No início da trama, Chihiro era
apenas uma menina de dez anos que pouco sabia sobre sua vida, ou a falta que
faz a presença de sua família, e sobre si mesma. Mas, fato é que a garota já
estava pressentindo que havia algo de muito estranho naquele túnel – e no
restaurante que seus pais foram – como um “aviso”, que apenas ela era capaz de
sentir.
Mesmo sendo aparentemente mimada e
geniosa nas primeiras cenas, Chihiro era a única desde o começo que tinha a alma
pura, e que não se deixou levar por vontades momentâneas e caprichos.
A famosa cena em que os pais da
garota se transformam em porcos representa a gula.
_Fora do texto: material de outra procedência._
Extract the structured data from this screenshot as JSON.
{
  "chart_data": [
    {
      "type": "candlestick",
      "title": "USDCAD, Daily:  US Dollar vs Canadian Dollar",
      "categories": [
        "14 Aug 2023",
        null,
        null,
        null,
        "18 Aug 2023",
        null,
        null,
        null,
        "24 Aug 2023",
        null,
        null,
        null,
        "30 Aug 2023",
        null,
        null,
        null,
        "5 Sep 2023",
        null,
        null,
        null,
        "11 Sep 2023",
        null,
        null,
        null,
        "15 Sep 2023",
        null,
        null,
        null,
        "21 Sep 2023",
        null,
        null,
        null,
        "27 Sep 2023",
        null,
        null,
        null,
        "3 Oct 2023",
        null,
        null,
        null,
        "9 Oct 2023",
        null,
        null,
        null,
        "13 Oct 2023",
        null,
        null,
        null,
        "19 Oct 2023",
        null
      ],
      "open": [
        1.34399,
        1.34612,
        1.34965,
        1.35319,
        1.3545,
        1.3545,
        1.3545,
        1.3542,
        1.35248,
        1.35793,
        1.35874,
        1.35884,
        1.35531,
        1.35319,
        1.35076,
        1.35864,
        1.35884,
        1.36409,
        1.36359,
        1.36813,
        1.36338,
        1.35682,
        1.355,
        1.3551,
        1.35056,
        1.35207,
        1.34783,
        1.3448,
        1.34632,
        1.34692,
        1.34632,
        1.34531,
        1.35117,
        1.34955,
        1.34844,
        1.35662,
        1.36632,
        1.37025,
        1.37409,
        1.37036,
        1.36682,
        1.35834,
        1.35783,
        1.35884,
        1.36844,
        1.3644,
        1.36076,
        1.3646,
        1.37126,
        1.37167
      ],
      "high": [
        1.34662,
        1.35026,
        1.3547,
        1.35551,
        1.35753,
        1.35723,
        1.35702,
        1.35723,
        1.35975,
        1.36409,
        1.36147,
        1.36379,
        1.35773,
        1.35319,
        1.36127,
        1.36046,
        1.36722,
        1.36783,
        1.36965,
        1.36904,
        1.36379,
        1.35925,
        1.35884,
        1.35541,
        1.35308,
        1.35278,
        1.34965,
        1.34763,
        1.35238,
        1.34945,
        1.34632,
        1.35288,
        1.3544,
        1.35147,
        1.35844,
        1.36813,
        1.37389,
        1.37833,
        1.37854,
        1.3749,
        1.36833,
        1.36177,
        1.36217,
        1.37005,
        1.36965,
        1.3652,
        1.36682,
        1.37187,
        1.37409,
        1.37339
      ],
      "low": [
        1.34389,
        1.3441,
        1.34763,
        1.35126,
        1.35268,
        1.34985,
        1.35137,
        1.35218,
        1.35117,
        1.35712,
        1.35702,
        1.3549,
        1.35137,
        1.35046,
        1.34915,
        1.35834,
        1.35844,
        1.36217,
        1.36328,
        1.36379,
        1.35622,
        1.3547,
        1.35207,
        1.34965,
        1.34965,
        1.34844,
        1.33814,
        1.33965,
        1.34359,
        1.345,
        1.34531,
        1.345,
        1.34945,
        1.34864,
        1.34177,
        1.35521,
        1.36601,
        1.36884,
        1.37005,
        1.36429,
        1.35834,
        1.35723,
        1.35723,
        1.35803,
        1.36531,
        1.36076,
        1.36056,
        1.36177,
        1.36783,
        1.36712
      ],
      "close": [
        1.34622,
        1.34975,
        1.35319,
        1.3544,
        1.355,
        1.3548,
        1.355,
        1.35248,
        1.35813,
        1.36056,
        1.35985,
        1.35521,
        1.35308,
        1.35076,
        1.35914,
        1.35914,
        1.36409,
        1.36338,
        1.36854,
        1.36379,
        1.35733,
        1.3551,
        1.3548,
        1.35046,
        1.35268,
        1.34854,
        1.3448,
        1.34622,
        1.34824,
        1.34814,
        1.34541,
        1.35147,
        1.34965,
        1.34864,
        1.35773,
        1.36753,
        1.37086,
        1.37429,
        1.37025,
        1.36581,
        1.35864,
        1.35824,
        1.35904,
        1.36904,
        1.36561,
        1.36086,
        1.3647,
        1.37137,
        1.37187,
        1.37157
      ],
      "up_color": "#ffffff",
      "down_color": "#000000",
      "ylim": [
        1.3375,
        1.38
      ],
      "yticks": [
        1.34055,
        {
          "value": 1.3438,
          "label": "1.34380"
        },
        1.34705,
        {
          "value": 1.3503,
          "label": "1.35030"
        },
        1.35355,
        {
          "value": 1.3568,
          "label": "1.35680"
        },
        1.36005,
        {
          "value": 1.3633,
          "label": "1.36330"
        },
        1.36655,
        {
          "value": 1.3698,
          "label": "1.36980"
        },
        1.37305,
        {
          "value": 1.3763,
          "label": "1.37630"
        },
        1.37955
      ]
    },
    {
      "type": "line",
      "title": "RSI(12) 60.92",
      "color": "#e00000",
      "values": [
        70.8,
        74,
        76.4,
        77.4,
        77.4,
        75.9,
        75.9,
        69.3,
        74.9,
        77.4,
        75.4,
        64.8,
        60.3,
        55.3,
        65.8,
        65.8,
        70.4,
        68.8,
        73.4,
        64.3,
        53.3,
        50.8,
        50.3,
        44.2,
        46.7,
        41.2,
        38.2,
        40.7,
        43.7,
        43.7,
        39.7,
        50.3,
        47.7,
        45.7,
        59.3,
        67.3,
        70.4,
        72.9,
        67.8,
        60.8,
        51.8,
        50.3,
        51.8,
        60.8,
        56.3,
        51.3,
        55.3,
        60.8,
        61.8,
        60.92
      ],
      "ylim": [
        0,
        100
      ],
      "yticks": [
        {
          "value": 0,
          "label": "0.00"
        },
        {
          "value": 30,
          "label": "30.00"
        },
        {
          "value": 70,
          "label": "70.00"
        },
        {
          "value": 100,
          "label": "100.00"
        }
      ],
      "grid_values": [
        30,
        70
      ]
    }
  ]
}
Esta cena, assim como várias
outras do filme, sob a minha interpretação pode ser analisada da seguinte
forma: quando você se corrompe, você se torna um monstro. Um monstro nada mais
é do que uma criatura que possui todos os sentimentos ruins e cujas virtudes
não mais existem em seu coração.
Todas as aquelas pessoas que
“moram” na Casa de Banho são na verdade, pessoas que se corrompem fácil, pelo
que aparentemente lhe traz algum benefício. Isso se prova com a aparição do Sem
Rosto, um fantasma que entregava ouro aos outros. Na minha concepção, ele
estava fazendo aquilo para ver a quão pura é alma de alguém e o quanto estes
indivíduos eram capazes de resistir à tentação. Aqueles que não resistiram,
foram engolidos por ele, como o sapo, por exemplo. Por isso, ele também
desejava dar à Chihiro a pequena fortuna que tinha, e ficou feliz e triste ao
mesmo tempo, quando viu que ela não aceitou seu “presente”; feliz, por saber
que ela mantinha a sua essência, diferentemente de todo o resto, mas, triste
porque ele estava oferecendo aquilo de coração, justamente por saber da índole
da menina.
Quando a protagonista chega neste
“mundo paralelo”, ela se vê em uma missão de salvar essas almas, de enfrentar
os desafios que essa “aventura” lhe proporcionou, mas, principalmente, de
superar a si mesma e de se autodescobrir. A temática da autodescoberta e
amadurecimento pessoal é utilizada em todas – ou quase todas – as obras do
autor Hayao Miyazaki, que sempre cria personagens principais que precisam
amadurecer enquanto seguem sua jornada.
Esse é um pensamento milenar que
pode ser encontrado na filosofia budista: Buda dizia que a vitória sobre si
mesmo é maior de todas as vitórias. De fato, podemos perceber o quanto isto é
verídico na prática ao observarmos as personagens do Studio Ghibli, como a
Chihiro, por exemplo.
Quando ela sentiu que podia
enfrentar o seu primeiro obstáculo, superando seus medos e dúvidas, e os
enfrentando, também teve a impressão de que era capaz de superar todos os
outros eventuais desafios que encontrasse por lá. Neste meio tempo, descobriu
ser mais forte do que imaginava, ao chegar até os aposentos de Yubaba, a temida
governante daquele mundo à parte.
Ninguém teve coragem de
enfrentá-la e continuar com seus princípios vívidos dentro de si, a não ser
Chihiro, chamada de “Sen” pela bruxa. Todos se viam em um beco sem saída, onde
a única alternativa era ser subordinada a ela, devido ao fato de que nenhum dos
súditos tinham coragem suficiente de ir contra as suas ordens, e lhe dizer que
ela estava agindo erroneamente.
Como sempre digo, e minha xará
sabe bem disso, pessoas de pouca fé e de espírito frágil são facilmente
influenciadas. Se tem uma coisa que a vida nos ensina é que precisamos ser
corajosos e persistentes a cada passo, afinal, como já afirma a sabedoria
budista, nós somos consequência daquilo que pensamos, e também, segundo o
próprio Buda: “A causa da derrota não está nos obstáculos ou no rigor das
circunstâncias, está na falta de determinação e desistência da própria pessoa.”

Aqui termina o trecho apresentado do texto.